Bonjour encore, Vietnam
Bonjour Vietnam, bonjour Saigon, nous sommes de retour ! Cela fait deux ans que nous avons terminé nos vacances ici. C'était à la fin d'une tournée de 4 semaines du Nord au Sud du...


Publié: 15.11.2025
Moments
ce sont des moments qui me restent en tête.
La paix sur le visage du soldat, alors que des mains d'enfants touchent sa barbe.
Ho Chi Minh - en tant qu'étudiant en France, croyant en un Vietnam unifié pendant la période de séparation entre le Vietnam du Sud et le Vietnam du Nord, et se tournant vers les États-Unis pour demander de l'aide. Avec une demande de soutien pour la conception d'une constitution démocratique vietnamienne, qui devrait s'inspirer de la constitution des États-Unis d'Amérique.
Un moine qui s'est immolé par le feu le 11 juin 1963 à Saigon, pour protester contre la répression de la majorité bouddhiste au Vietnam.
Le Palais de la Réunification, un objet photo prisé par les touristes, qui, en raison du manque de temps lors de leur visite, se tiennent en dehors de la clôture. J'ai le temps et j'apprécie de me photographier moi-même dans le jeu cosmétique de la Première Dame.

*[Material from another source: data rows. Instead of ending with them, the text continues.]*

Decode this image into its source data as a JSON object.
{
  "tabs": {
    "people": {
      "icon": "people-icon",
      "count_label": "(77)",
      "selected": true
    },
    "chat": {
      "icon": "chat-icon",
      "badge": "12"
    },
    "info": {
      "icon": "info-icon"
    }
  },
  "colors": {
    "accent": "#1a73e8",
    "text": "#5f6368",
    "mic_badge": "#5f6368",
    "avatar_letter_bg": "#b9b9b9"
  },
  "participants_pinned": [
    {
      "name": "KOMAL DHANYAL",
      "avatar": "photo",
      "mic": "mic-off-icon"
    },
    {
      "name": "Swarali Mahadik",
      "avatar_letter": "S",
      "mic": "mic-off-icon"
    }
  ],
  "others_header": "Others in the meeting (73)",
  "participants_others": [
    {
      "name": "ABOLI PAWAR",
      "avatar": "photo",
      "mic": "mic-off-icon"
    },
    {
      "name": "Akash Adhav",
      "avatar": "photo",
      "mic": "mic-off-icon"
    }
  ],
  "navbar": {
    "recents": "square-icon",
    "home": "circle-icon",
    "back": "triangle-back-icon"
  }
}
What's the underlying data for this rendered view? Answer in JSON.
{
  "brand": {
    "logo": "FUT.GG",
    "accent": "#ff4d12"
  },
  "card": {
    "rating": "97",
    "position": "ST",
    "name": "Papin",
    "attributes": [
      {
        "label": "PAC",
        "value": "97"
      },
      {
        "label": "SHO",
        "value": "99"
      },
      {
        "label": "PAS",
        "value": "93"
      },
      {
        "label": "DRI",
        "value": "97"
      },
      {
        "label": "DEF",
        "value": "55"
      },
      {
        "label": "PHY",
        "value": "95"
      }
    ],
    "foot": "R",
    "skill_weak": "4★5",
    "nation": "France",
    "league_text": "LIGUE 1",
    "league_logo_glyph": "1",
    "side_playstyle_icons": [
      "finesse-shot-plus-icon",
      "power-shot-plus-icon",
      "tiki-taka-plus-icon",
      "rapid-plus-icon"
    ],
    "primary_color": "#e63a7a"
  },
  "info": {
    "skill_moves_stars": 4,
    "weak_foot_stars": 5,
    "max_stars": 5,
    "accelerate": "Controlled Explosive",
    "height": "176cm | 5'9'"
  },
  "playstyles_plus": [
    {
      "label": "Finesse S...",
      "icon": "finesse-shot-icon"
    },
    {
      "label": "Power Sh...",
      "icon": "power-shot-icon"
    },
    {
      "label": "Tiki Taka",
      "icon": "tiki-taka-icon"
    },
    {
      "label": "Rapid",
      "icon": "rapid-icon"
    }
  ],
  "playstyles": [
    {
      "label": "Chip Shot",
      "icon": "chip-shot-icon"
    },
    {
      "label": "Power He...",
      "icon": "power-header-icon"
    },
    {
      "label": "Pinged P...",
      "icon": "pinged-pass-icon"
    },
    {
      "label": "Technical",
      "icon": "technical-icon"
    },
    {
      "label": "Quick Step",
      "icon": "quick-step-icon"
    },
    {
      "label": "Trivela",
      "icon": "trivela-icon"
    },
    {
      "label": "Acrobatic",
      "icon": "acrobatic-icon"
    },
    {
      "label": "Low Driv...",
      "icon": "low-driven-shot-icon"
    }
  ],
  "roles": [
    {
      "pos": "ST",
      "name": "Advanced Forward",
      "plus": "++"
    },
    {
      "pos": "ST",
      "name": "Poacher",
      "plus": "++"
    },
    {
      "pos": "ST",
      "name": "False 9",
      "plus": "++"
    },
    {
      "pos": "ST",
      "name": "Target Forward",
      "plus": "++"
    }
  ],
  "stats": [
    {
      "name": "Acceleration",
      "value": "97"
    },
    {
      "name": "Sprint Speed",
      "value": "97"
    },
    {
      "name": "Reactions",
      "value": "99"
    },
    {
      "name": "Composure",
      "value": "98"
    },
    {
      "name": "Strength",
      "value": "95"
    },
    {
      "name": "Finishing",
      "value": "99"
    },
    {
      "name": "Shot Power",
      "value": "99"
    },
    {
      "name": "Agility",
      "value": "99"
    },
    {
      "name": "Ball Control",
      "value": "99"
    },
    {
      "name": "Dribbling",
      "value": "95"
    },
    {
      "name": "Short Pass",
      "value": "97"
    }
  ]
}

Thomas a écrit un merveilleux reportage avec des photos sur le Palais de la Réunification : vakantio.de/worldwrite
La constante agitation, la joie de créer, peindre, embellir, empaqueter, décorer et célébrer, rendent la ville animée et vivante ; c'est étonnant tout ce qui est possible. Le petit chien qui veut jouer, la vendeuse de rue qui est ravie d'avoir fait un commerce équitable et amical avec Thomas. Un scooter, qui est soigneusement emballé. Un scooter qui doit s'adapter à l'espace de stockage d'un bus pour le transport. Les filles qui s'exercent et sont heureuses que je les remarque. Les hommes qui jouent au foot sans que le ballon ne touche le sol. Un touriste qui est un motif photo pour les Vietnamiennes - vue sous un autre angle :-). Les petites boutiques où les ingrédients pour les délicieux plats sont fabriqués. Les ruelles étroites où l'on peut voir, à droite et à gauche, les espaces privés des habitants. Aucune protection visuelle, aucune séparation contre les regards. Un panneau dans les toilettes d'un hôtel pour rappeler de se comporter correctement. Et ! Il y a dans les grands magasins, tant dans les toilettes pour femmes que pour hommes, des espaces à langer pour les enfants.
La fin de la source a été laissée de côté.